The identity domain is all labels from the top-level domain label
through the identity grouping label.
3.5. Trust Anchor Discovery
In order to authenticate device certificates presented in TLSA
records, without DNSSEC, we must safely obtain a CA certificate which
can be used to verify the entity certificate.
Using the components of the device name, together with the
authorityKeyIdentifier (AKI) found in the entity certificate
(described in [RFC5280]), we can compose the URL where the signing
certificate can be found.
The process whereby the signing certificate URL can be constructed
for a device named a1b2c3._device.environment.example.net is as
follows:
1. Perform a DNS query for
a1b2c3._device.environment.organization.example rrtype==TLSA.
2. Extract the AKI from the certificate.
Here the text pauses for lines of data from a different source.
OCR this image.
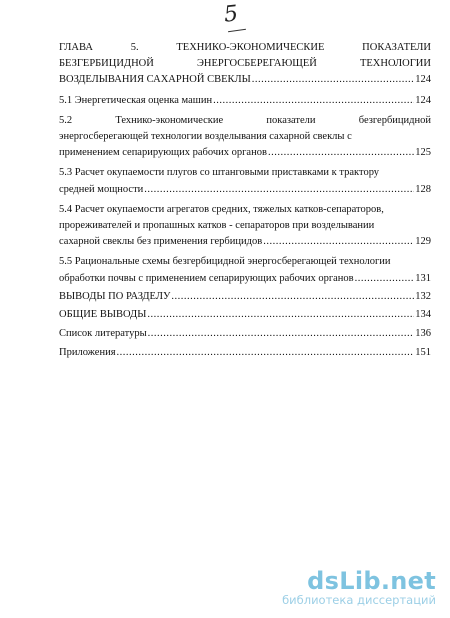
5
ГЛАВА	5.	ТЕХНИКО-ЭКОНОМИЧЕСКИЕ	ПОКАЗАТЕЛИ
БЕЗГЕРБИЦИДНОЙ	ЭНЕРГОСБЕРЕГАЮЩЕЙ	ТЕХНОЛОГИИ
ВОЗДЕЛЫВАНИЯ САХАРНОЙ СВЕКЛЫ .....	124
5.1 Энергетическая оценка машин .....	124
5.2	Технико-экономические	показатели	безгербицидной
энергосберегающей технологии возделывания сахарной свеклы с
применением сепарирующих рабочих органов .....	125
5.3 Расчет окупаемости плугов со штанговыми приставками к трактору
средней мощности .....	128
5.4 Расчет окупаемости агрегатов средних, тяжелых катков-сепараторов,
прореживателей и пропашных катков - сепараторов при возделывании
сахарной свеклы без применения гербицидов .....	129
5.5 Рациональные схемы безгербицидной энергосберегающей технологии
обработки почвы с применением сепарирующих рабочих органов .....	131
ВЫВОДЫ ПО РАЗДЕЛУ .....	132
ОБЩИЕ ВЫВОДЫ .....	134
Список литературы .....	136
Приложения .....	151
dsLib.net
библиотека диссертаций
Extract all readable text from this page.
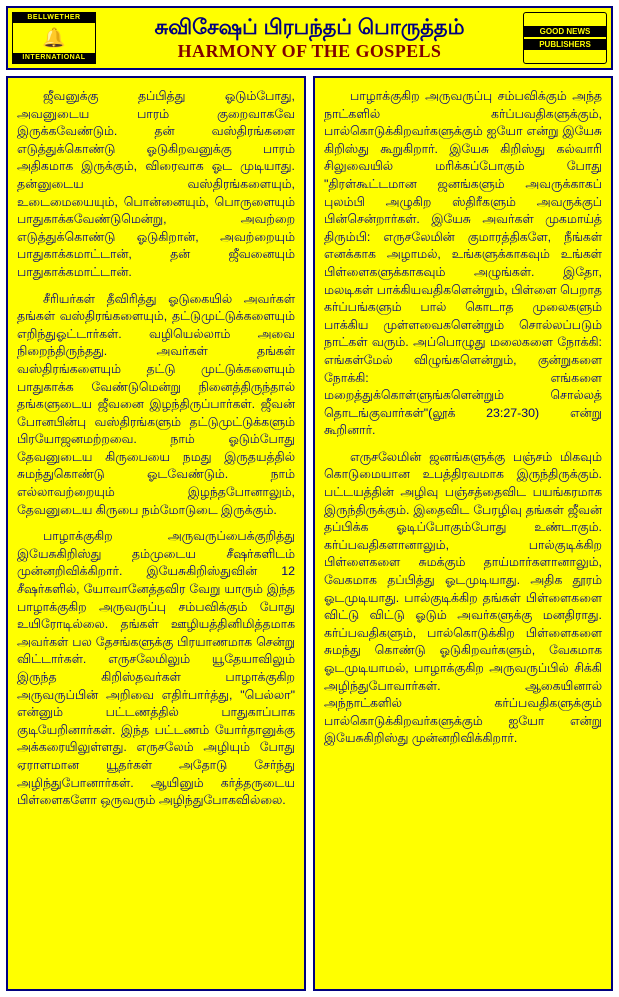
BELLWETHER
🔔
INTERNATIONAL
சுவிசேஷப் பிரபந்தப் பொருத்தம்
HARMONY OF THE GOSPELS
GOOD NEWS
PUBLISHERS

ஜீவனுக்கு தப்பித்து ஓடும்போது, அவனுடைய பாரம் குறைவாகவே இருக்கவேண்டும். தன் வஸ்திரங்களை எடுத்துக்கொண்டு ஓடுகிறவனுக்கு பாரம் அதிகமாக இருக்கும், விரைவாக ஓட முடியாது. தன்னுடைய வஸ்திரங்களையும், உடைமையையும், பொன்னையும், பொருளையும் பாதுகாக்கவேண்டுமென்று, அவற்றை எடுத்துக்கொண்டு ஓடுகிறான், அவற்றையும் பாதுகாக்கமாட்டான், தன் ஜீவனையும் பாதுகாக்கமாட்டான்.

சீரியர்கள் தீவிரித்து ஓடுகையில் அவர்கள் தங்கள் வஸ்திரங்களையும், தட்டுமுட்டுக்களையும் எறிந்துஓட்டார்கள். வழியெல்லாம் அவை நிறைந்திருந்தது. அவர்கள் தங்கள் வஸ்திரங்களையும் தட்டு முட்டுக்களையும் பாதுகாக்க வேண்டுமென்று நினைத்திருந்தால் தங்களுடைய ஜீவனை இழந்திருப்பார்கள். ஜீவன் போனபின்பு வஸ்திரங்களும் தட்டுமுட்டுக்களும் பிரயோஜனமற்றவை. நாம் ஓடும்போது தேவனுடைய கிருபையை நமது இருதயத்தில் சுமந்துகொண்டு ஓடவேண்டும். நாம் எல்லாவற்றையும் இழந்தபோனாலும், தேவனுடைய கிருபை நம்மோடுடை இருக்கும்.

பாழாக்குகிற அருவருப்பைக்குறித்து இயேசுகிறிஸ்து தம்முடைய சீஷர்களிடம் முன்னறிவிக்கிறார். இயேசுகிறிஸ்துவின் 12 சீஷர்களில், யோவானேத்தவிர வேறு யாரும் இந்த பாழாக்குகிற அருவருப்பு சம்பவிக்கும் போது உயிரோடில்லை. தங்கள் ஊழியத்தினிமித்தமாக அவர்கள் பல தேசங்களுக்கு பிரயாணமாக சென்று விட்டார்கள். எருசலேமிலும் யூதேயாவிலும் இருந்த கிறிஸ்தவர்கள் பாழாக்குகிற அருவருப்பின் அறிவை எதிர்பார்த்து, "பெல்லா" என்னும் பட்டணத்தில் பாதுகாப்பாக குடியேறினார்கள். இந்த பட்டணம் யோர்தானுக்கு அக்கரையிலுள்ளது. எருசலேம் அழியும் போது ஏராளமான யூதர்கள் அதோடு சேர்ந்து அழிந்துபோனார்கள். ஆயினும் கர்த்தருடைய பிள்ளைகளோ ஒருவரும் அழிந்துபோகவில்லை.

பாழாக்குகிற அருவருப்பு சம்பவிக்கும் அந்த நாட்களில் கர்ப்பவதிகளுக்கும், பால்கொடுக்கிறவர்களுக்கும் ஐயோ என்று இயேசு கிறிஸ்து கூறுகிறார். இயேசு கிறிஸ்து கல்வாரி சிலுவையில் மரிக்கப்போகும் போது "திரள்கூட்டமான ஜனங்களும் அவருக்காகப் புலம்பி அழுகிற ஸ்திரீகளும் அவருக்குப் பின்சென்றார்கள். இயேசு அவர்கள் முகமாய்த் திரும்பி: எருசலேமின் குமாரத்திகளே, நீங்கள் எனக்காக அழாமல், உங்களுக்காகவும் உங்கள் பிள்ளைகளுக்காகவும் அழுங்கள். இதோ, மலடிகள் பாக்கியவதிகளென்றும், பிள்ளை பெறாத கர்ப்பங்களும் பால் கொடாத முலைகளும் பாக்கிய முள்ளவைகளென்றும் சொல்லப்படும் நாட்கள் வரும். அப்பொழுது மலைகளை நோக்கி: எங்கள்மேல் விழுங்களென்றும், குன்றுகளை நோக்கி: எங்களை மறைத்துக்கொள்ளுங்களென்றும் சொல்லத் தொடங்குவார்கள்"(லூக் 23:27-30) என்று கூறினார்.

எருசலேமின் ஜனங்களுக்கு பஞ்சம் மிகவும் கொடுமையான உபத்திரவமாக இருந்திருக்கும். பட்டயத்தின் அழிவு பஞ்சத்தைவிட பயங்கரமாக இருந்திருக்கும். இதைவிட பேரழிவு தங்கள் ஜீவன் தப்பிக்க ஓடிப்போகும்போது உண்டாகும். கர்ப்பவதிகளானாலும், பால்குடிக்கிற பிள்ளைகளை சுமக்கும் தாய்மார்களானாலும், வேகமாக தப்பித்து ஓடமுடியாது. அதிக தூரம் ஓடமுடியாது. பால்குடிக்கிற தங்கள் பிள்ளைகளை விட்டு விட்டு ஓடும் அவர்களுக்கு மனதிராது. கர்ப்பவதிகளும், பால்கொடுக்கிற பிள்ளைகளை சுமந்து கொண்டு ஓடுகிறவர்களும், வேகமாக ஓடமுடியாமல், பாழாக்குகிற அருவருப்பில் சிக்கி அழிந்துபோவார்கள். ஆகையினால் அந்நாட்களில் கர்ப்பவதிகளுக்கும் பால்கொடுக்கிறவர்களுக்கும் ஐயோ என்று இயேசுகிறிஸ்து முன்னறிவிக்கிறார்.
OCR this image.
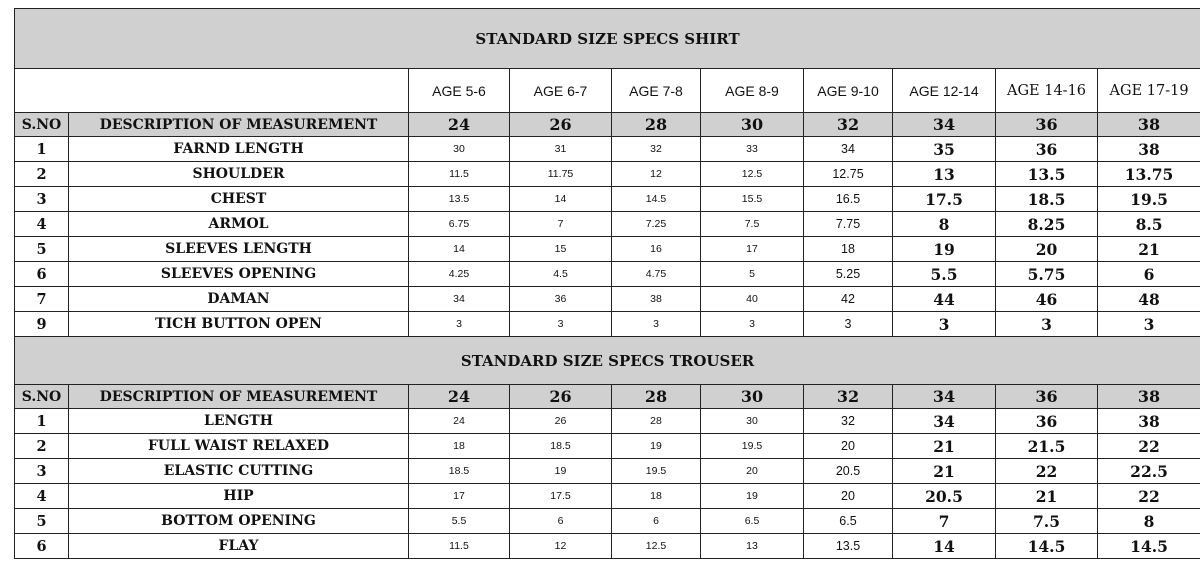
STANDARD SIZE SPECS SHIRT									
		AGE 5-6	AGE 6-7	AGE 7-8	AGE 8-9	AGE 9-10	AGE 12-14	AGE 14-16	AGE 17-19
S.NO	DESCRIPTION OF MEASUREMENT	24	26	28	30	32	34	36	38
1	FARND LENGTH	30	31	32	33	34	35	36	38
2	SHOULDER	11.5	11.75	12	12.5	12.75	13	13.5	13.75
3	CHEST	13.5	14	14.5	15.5	16.5	17.5	18.5	19.5
4	ARMOL	6.75	7	7.25	7.5	7.75	8	8.25	8.5
5	SLEEVES LENGTH	14	15	16	17	18	19	20	21
6	SLEEVES OPENING	4.25	4.5	4.75	5	5.25	5.5	5.75	6
7	DAMAN	34	36	38	40	42	44	46	48
9	TICH BUTTON OPEN	3	3	3	3	3	3	3	3
STANDARD SIZE SPECS TROUSER									
S.NO	DESCRIPTION OF MEASUREMENT	24	26	28	30	32	34	36	38
1	LENGTH	24	26	28	30	32	34	36	38
2	FULL WAIST RELAXED	18	18.5	19	19.5	20	21	21.5	22
3	ELASTIC CUTTING	18.5	19	19.5	20	20.5	21	22	22.5
4	HIP	17	17.5	18	19	20	20.5	21	22
5	BOTTOM OPENING	5.5	6	6	6.5	6.5	7	7.5	8
6	FLAY	11.5	12	12.5	13	13.5	14	14.5	14.5
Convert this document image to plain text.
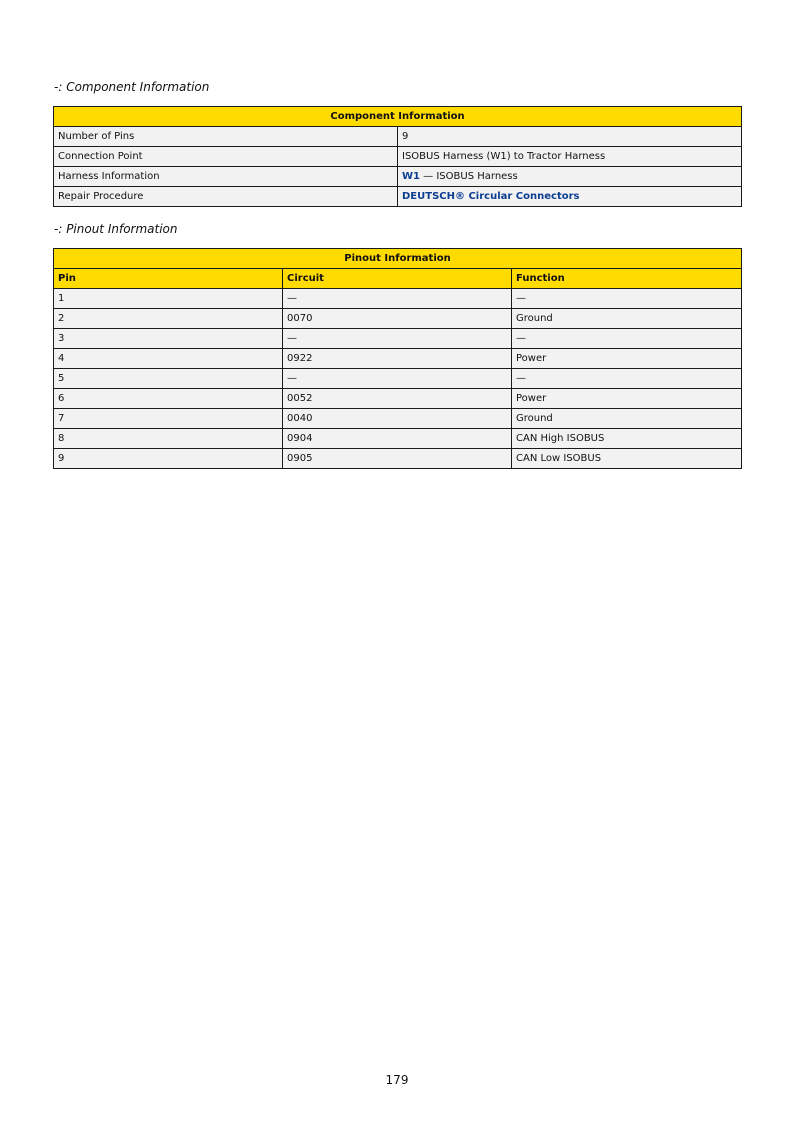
-: Component Information
Component Information	
Number of Pins	9
Connection Point	ISOBUS Harness (W1) to Tractor Harness
Harness Information	W1 — ISOBUS Harness
Repair Procedure	DEUTSCH® Circular Connectors
-: Pinout Information
Pinout Information		
Pin	Circuit	Function
1	—	—
2	0070	Ground
3	—	—
4	0922	Power
5	—	—
6	0052	Power
7	0040	Ground
8	0904	CAN High ISOBUS
9	0905	CAN Low ISOBUS
179
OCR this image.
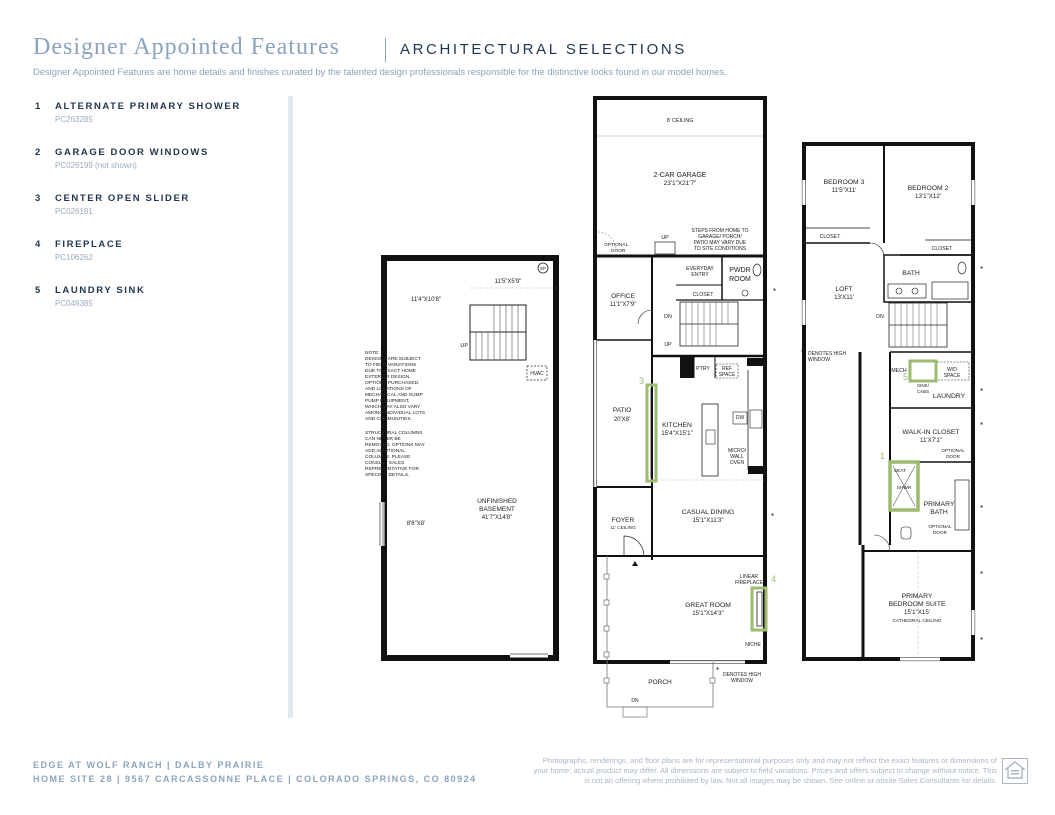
Designer Appointed Features	ARCHITECTURAL SELECTIONS
Designer Appointed Features are home details and finishes curated by the talented design professionals responsible for the distinctive looks found in our model homes.
1 ALTERNATE PRIMARY SHOWER
PC263285
2 GARAGE DOOR WINDOWS
PC026199 (not shown)
3 CENTER OPEN SLIDER
PC026181
4 FIREPLACE
PC106262
5 LAUNDRY SINK
PC048385
SP
11'5"X5'9"
11'4"X10'8"
UP
HVAC
NOTE:
DESIGNS ARE SUBJECT
TO FIELD VARIATIONS
DUE TO EXACT HOME
EXTERIOR DESIGN,
OPTIONS PURCHASED,
AND LOCATIONS OF
MECHANICAL AND SUMP
PUMP EQUIPMENT,
WHICH MAY ALSO VARY
AMONG INDIVIDUAL LOTS
AND COMMUNITIES.
STRUCTURAL COLUMNS
CAN NEVER BE
REMOVED. OPTIONS MAY
ADD ADDITIONAL
COLUMNS. PLEASE
CONSULT SALES
REPRESENTATIVE FOR
SPECIFIC DETAILS.
UNFINISHED
BASEMENT
41'7"X14'8"
8'8"X8'
8' CEILING
2-CAR GARAGE
23'1"X21'7"
OPTIONAL
DOOR
UP
STEPS FROM HOME TO
GARAGE/ PORCH/
PATIO MAY VARY DUE
TO SITE CONDITIONS
EVERYDAY
ENTRY
CLOSET
PWDR
ROOM
*
OFFICE
11'1"X7'9"
DN
UP
PTRY REF
SPACE
PATIO
20'X8'
3
KITCHEN
15'4"X15'1"
DW
MICRO/
WALL
OVEN
CASUAL DINING
15'1"X11'3"	*
FOYER
11' CEILING
LINEAR
FIREPLACE 4
GREAT ROOM
15'1"X14'3"
NICHE
PORCH
DN
* DENOTES HIGH
WINDOW
BEDROOM 3
11'5"X11'	BEDROOM 2
13'1"X12'
CLOSET
CLOSET
BATH	*
LOFT
13'X11'
DN
* DENOTES HIGH
WINDOW
MECH	W/D
SPACE
5
SINK/
CABS
LAUNDRY
*
WALK-IN CLOSET
11'X7'1"
*
OPTIONAL
DOOR
SEAT
SHWR
1
PRIMARY
BATH	*
OPTIONAL
DOOR
PRIMARY
BEDROOM SUITE
15'1"X15'
CATHEDRAL CEILING
*
*
EDGE AT WOLF RANCH | DALBY PRAIRIE
HOME SITE 28 | 9567 CARCASSONNE PLACE | COLORADO SPRINGS, CO 80924
Photographs, renderings, and floor plans are for representational purposes only and may not reflect the exact features or dimensions of your home; actual product may differ. All dimensions are subject to field variations. Prices and offers subject to change without notice. This is not an offering where prohibited by law. Not all images may be shown. See online or onsite Sales Consultants for details.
We will use AA-BB-CC as
the placeholder in this example.
3. Identify the organizational domain: organization.example
4. Identify any organizational labels: environment
5. Identify the identity grouping label, and remove the underscore
prefix: device
6. Using the following pattern, create the hostname: ${IDENTITY_GROU
PING_LABEL}.${ORGANIZATIONAL_LABELS}.${ORGANIZATIONAL_DOMAIN}:
device.environment.organization.example
7. Adding HTTPS and the AKI, build the authority URI:
https://device.environment.organization.example/.well-known/ca/
AA-BB-CC.pem
The file found at the URL MUST contain exactly one PEM-encoded CA
certificate. The HTTPS server presenting the file MUST use TLS with
a certificate that can be validated to the TLS client's client root
certificate store, if DANE is not used for the server's identity.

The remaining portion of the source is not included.